Ice-Pick Unionism

Westbrook Pegler

Spartanburg Herald-Journal/May 1, 1940

New York, April 30.—This will be one more fill-in on George Scalise, the labor racketeer, after which these dispatches will let him stew in his own juice for a while.

It has been shown that the official list of the Building Service Employees’ International Union, of which he became president by the process of muscling in, is loaded with ex-convicts and that the bosom friend of Scalise during the time he was rehabilitating himself through altruistic service to the toilers at $20,000 a year and unlimited expenses was little Augie Carfano, alias Pisano, alias Little Aug, a well-known gunman and a conspicuous bubble in the criminal scum which drifts to the Miamis in the winter and to Sarasota in the summer. Little Aug was a close companion of Scalise during the time that William Green’s distinguished colleague was organizing the car washers’ and garage hands’ racket in Brooklyn, which was known as an ice-pick or razor blade union because it was noticed that the tires on cars which were parked in non-union garages came down of ice pick punctures in their tires and of razor slashes in their upholstery.

Against this background consider now an announcement published on page 14 of The Building Service Employee, the official publication of the union, in the issue of January last.

The announcement said that the union had now acquired its own detective agency, “namely, Special Officers’ ad Guards’ Union Service, Inc.; license No. 3256,” as a subsidiary of the Special Officers’ and Guards’ local, No. 177. The possibilities for crime should not need detailed explanation when it is considered that this agency was to occupy a status subordinate to the international under the presidency of Mr. Scalise.

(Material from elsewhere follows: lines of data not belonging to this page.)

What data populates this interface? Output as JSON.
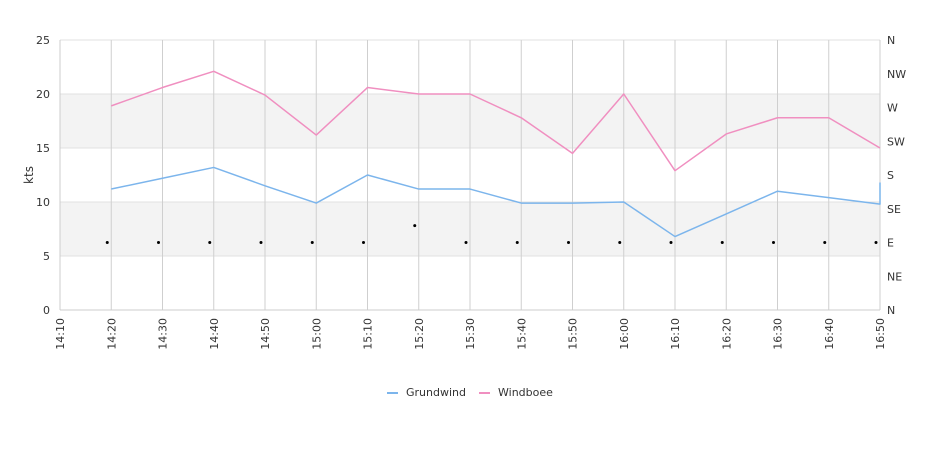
{
  "chart_data": {
    "type": "line",
    "title": "",
    "xlabel": "",
    "ylabel": "kts",
    "ylim": [
      0,
      25
    ],
    "y_ticks": [
      0,
      5,
      10,
      15,
      20,
      25
    ],
    "x_ticks": [
      "14:10",
      "14:20",
      "14:30",
      "14:40",
      "14:50",
      "15:00",
      "15:10",
      "15:20",
      "15:30",
      "15:40",
      "15:50",
      "16:00",
      "16:10",
      "16:20",
      "16:30",
      "16:40",
      "16:50"
    ],
    "y2_ticks": [
      "N",
      "NE",
      "E",
      "SE",
      "S",
      "SW",
      "W",
      "NW",
      "N"
    ],
    "bands": [
      [
        5,
        10
      ],
      [
        15,
        20
      ]
    ],
    "grid": true,
    "legend": "bottom-center",
    "series": [
      {
        "name": "Grundwind",
        "color": "#7cb5ec",
        "x": [
          "14:20",
          "14:30",
          "14:40",
          "14:50",
          "15:00",
          "15:10",
          "15:20",
          "15:30",
          "15:40",
          "15:50",
          "16:00",
          "16:10",
          "16:20",
          "16:30",
          "16:40",
          "16:50",
          "16:50"
        ],
        "values": [
          11.2,
          12.2,
          13.2,
          11.5,
          9.9,
          12.5,
          11.2,
          11.2,
          9.9,
          9.9,
          10.0,
          6.8,
          8.9,
          11.0,
          10.4,
          9.8,
          11.8
        ]
      },
      {
        "name": "Windboee",
        "color": "#f08fc0",
        "x": [
          "14:20",
          "14:30",
          "14:40",
          "14:50",
          "15:00",
          "15:10",
          "15:20",
          "15:30",
          "15:40",
          "15:50",
          "16:00",
          "16:10",
          "16:20",
          "16:30",
          "16:40",
          "16:50"
        ],
        "values": [
          18.9,
          20.6,
          22.1,
          19.9,
          16.2,
          20.6,
          20.0,
          20.0,
          17.8,
          14.5,
          20.0,
          12.9,
          16.3,
          17.8,
          17.8,
          15.0
        ]
      }
    ],
    "direction_markers": {
      "x": [
        "14:20",
        "14:30",
        "14:40",
        "14:50",
        "15:00",
        "15:10",
        "15:20",
        "15:30",
        "15:40",
        "15:50",
        "16:00",
        "16:10",
        "16:20",
        "16:30",
        "16:40",
        "16:50"
      ],
      "values": [
        "E",
        "E",
        "E",
        "E",
        "E",
        "E",
        "ESE",
        "E",
        "E",
        "E",
        "E",
        "E",
        "E",
        "E",
        "E",
        "E"
      ]
    }
  }
}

Building service employees include not only bellhops and chambermaids who might have access to the papers and possessions of hotel guests, but the guards and doormen of apartment buildings, who can exclude or admit unauthorized persons above stairs, who have access to the passkeys of apartments and who are in position to know when tenants are home and when they are out. The purposes of the detective agency are not announced in The Building Service Employee but the avowed purposes are unimportant by comparison with the possibilities which would suggest themselves to the lively imagination of those executives who prepared themselves for the labor movement in various prisons.

The Building Service Employee, published at the expense of the union members, most of whom were muscled into the fold and none of whom ever cast a vote on the presidency, is nominally a members’ journal but actually a horn for the personal ballyhoo of Mr. Scalise and a few subordinate officers. Mr. Scalise’s picture adorns the editorial page, with a message from him to those who, willingly or otherwise, were paying his salary and expenses, but the new year spirit bubbled up in a beautiful extra tribute to Mr. George Scalise under the signature of Mr. George Cammarata, secretary-treasurer of Local 32-E.

These dispatches regret to say that they have no background on Mr. Cammarata, and, not knowing how he came into the labor movement or anything about his previous activities, cannot suggest whether he was being naïve or what in writing as follows:

“It is a pleasure as well as a privilege to devote part of this page to our parent body and to our general president, Mr. George Scalise. There are few locals which take time enough off to tell the membership anything about their governing bodies and the men who are directly responsible for the strength and solidarity of their unions. Probably the reason why some of the officers of the locals don’t take time off to talk about their parent bodies is because they are ashamed of the men who are at the head. But we are particularly proud of our general president, Mr. George Scalise. He is a grand person and a militant leader. We are especially proud to have him as a member of our local. That is an honor no one can take away from us. We consider ourselves lucky to have such a man as Mr. Scalise head our international, because he is a darned good man for the job and a swell guy.”

In a few days these dispatches will return to the subject of labor with a capital L. But in the meantime it is the hope of your correspondent to throw a change of pace.